You could either grow zucchini—easy enough—or wait for a veggie-growing friend to deposit baskets of this notoriously prolific summer squash on your doorstep. Trouble is: gifted zucchini are usually overgrown blimps. Grow your own and you can pick them small and tender. Like most vegetables, zucchini needs a place in the sun. Two or three plants may suffice, and it's a good plan to concentrate whatever compost (or composted manure) you have underneath the plants.
To prepare a ‘hill,’ dig out a metre-wide circle of soil to a depth of 20 centimetres, dump in three or four pails of compost (or a bag or two of manure) and stir the good stuff into the ground before replacing the removed soil. Sculpt the space with a rake and your hands to form a shallow crater or bowl with a raised rim all around.

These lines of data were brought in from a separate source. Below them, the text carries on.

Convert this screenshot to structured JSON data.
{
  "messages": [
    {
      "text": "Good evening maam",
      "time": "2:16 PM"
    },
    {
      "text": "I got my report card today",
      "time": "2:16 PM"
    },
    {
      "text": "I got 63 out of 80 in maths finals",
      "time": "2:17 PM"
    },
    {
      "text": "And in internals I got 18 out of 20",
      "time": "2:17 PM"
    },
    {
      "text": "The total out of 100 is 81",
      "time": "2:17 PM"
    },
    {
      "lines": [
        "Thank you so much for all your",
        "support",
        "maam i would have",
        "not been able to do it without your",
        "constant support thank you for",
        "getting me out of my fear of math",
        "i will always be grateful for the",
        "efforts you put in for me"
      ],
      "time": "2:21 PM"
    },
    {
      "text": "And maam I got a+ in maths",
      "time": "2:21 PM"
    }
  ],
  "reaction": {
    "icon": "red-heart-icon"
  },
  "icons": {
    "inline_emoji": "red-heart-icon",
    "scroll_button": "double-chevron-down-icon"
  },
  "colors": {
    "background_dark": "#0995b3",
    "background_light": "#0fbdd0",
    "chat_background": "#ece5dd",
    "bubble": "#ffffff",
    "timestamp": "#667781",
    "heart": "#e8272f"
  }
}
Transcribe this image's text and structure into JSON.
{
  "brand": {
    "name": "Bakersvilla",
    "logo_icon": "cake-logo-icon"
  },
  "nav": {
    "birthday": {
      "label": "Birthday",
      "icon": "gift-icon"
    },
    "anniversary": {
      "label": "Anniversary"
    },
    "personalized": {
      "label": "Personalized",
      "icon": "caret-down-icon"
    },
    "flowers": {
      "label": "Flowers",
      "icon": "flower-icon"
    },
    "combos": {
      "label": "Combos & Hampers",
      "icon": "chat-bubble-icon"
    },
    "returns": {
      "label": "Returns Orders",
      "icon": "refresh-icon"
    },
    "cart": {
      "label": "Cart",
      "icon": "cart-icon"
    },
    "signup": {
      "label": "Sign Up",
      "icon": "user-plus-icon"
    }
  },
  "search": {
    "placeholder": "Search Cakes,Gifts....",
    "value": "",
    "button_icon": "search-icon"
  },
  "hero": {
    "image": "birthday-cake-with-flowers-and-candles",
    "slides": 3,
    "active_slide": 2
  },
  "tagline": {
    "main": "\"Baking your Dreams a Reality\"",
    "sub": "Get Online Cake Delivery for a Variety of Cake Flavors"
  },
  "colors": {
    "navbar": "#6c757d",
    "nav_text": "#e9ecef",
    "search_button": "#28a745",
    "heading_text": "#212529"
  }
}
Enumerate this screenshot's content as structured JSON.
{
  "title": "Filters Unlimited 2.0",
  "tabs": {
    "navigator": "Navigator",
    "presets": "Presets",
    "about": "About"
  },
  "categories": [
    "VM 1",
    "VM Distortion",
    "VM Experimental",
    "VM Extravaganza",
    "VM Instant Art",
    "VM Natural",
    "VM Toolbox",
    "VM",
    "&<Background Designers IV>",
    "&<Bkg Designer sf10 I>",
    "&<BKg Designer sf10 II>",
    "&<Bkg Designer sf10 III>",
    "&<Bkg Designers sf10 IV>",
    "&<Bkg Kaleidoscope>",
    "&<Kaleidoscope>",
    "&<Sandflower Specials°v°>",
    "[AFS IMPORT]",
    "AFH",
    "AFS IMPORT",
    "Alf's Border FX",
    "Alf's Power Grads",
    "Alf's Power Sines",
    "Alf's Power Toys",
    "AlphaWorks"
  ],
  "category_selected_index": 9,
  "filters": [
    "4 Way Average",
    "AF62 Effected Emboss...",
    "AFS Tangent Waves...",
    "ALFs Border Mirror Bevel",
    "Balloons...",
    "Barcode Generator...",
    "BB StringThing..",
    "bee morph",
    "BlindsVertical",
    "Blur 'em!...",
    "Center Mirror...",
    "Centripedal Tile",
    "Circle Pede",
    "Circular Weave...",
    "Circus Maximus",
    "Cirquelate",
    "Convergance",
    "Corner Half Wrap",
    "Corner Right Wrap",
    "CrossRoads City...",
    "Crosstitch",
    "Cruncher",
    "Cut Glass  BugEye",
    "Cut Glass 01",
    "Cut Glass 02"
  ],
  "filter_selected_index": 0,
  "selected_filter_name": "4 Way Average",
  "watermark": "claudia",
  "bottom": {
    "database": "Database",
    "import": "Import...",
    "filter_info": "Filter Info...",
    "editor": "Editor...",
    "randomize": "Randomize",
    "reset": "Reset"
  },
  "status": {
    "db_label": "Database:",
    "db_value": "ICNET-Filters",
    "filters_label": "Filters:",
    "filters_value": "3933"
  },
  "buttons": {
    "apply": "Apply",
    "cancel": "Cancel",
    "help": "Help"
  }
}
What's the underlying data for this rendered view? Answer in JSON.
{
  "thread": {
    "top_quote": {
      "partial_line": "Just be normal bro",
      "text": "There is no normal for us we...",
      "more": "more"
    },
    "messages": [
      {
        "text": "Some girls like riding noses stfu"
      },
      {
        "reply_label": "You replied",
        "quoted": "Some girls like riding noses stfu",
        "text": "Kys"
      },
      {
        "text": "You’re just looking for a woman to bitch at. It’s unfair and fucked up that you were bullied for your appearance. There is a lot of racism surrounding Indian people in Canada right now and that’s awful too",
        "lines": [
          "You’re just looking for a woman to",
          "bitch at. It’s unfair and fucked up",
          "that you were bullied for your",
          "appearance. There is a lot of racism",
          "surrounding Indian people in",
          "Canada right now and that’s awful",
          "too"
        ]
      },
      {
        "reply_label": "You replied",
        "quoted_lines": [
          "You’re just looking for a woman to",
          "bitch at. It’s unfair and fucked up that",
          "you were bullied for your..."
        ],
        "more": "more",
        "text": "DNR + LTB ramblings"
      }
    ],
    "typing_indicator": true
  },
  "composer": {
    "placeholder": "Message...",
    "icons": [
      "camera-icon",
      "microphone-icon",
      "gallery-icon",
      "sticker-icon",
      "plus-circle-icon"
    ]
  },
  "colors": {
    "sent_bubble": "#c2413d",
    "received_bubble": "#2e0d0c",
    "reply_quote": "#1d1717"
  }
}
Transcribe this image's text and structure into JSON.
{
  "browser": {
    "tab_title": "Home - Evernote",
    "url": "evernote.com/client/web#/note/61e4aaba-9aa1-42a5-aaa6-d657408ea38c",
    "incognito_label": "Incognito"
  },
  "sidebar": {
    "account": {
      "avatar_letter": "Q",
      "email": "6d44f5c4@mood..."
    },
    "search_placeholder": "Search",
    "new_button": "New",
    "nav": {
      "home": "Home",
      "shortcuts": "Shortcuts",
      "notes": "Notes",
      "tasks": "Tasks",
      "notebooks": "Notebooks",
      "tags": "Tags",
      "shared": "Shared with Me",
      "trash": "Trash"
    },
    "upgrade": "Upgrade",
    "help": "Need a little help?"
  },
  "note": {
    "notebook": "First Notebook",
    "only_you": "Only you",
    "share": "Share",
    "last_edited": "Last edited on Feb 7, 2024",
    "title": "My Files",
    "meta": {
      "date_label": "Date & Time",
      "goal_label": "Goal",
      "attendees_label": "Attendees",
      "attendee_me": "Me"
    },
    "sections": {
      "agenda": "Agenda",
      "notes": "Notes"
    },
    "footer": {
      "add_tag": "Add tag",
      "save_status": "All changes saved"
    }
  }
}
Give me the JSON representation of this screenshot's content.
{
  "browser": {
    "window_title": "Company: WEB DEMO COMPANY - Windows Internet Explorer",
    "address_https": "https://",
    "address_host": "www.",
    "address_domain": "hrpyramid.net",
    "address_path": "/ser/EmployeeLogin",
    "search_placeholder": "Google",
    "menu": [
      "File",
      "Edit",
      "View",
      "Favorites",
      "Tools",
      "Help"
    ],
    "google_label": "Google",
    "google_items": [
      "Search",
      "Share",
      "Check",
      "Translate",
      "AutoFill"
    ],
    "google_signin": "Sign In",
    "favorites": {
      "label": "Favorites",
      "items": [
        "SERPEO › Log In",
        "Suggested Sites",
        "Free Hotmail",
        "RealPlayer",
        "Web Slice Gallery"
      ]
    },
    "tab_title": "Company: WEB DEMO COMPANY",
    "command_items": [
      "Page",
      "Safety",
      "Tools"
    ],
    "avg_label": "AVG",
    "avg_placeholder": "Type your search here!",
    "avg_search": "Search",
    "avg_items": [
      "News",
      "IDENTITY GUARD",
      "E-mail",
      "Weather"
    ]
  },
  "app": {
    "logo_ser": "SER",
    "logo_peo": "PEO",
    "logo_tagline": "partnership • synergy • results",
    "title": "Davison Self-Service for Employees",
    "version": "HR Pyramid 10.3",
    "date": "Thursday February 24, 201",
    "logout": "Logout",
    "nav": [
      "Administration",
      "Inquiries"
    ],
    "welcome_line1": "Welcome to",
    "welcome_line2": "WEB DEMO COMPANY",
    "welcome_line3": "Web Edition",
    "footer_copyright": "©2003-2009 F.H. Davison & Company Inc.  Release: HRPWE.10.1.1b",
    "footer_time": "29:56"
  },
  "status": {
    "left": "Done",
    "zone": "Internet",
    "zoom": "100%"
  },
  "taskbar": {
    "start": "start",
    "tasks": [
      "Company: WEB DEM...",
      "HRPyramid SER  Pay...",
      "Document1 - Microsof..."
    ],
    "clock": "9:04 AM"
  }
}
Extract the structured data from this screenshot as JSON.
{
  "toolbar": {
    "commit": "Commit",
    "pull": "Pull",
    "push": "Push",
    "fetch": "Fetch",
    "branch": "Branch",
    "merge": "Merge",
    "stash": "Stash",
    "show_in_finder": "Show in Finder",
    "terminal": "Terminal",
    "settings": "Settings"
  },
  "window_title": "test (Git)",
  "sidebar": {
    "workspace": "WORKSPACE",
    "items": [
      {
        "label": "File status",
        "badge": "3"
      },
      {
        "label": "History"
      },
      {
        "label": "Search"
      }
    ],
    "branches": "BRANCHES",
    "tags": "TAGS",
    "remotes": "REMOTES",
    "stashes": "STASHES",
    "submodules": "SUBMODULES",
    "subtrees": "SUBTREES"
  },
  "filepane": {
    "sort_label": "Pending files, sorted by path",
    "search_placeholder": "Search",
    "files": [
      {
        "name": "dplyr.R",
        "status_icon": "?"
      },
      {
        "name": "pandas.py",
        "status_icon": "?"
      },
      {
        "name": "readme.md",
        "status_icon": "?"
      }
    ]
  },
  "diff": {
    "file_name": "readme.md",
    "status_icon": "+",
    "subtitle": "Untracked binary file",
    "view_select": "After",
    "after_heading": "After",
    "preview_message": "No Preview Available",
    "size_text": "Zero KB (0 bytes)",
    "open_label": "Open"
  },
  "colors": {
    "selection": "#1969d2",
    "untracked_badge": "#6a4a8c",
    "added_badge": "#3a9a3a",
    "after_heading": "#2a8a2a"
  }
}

When the soil is warm and the weather summery, set in three transplants—either your own started indoors three weeks earlier or nursery plants—in a triangle with 40 to 50 centimetres between them. Otherwise, sow three groups of three seeds each on the same spacing, and thin eventually to the strongest seedling in each place.
Water, weed and feed once or twice—and stand back. With a little care, the plants will grow lush, large and dark green; and before long, big exotic (and edible) yellow blossoms will be followed by an abundance of fruit—you may be foisting the odd basketful on friends and neighbours yourself.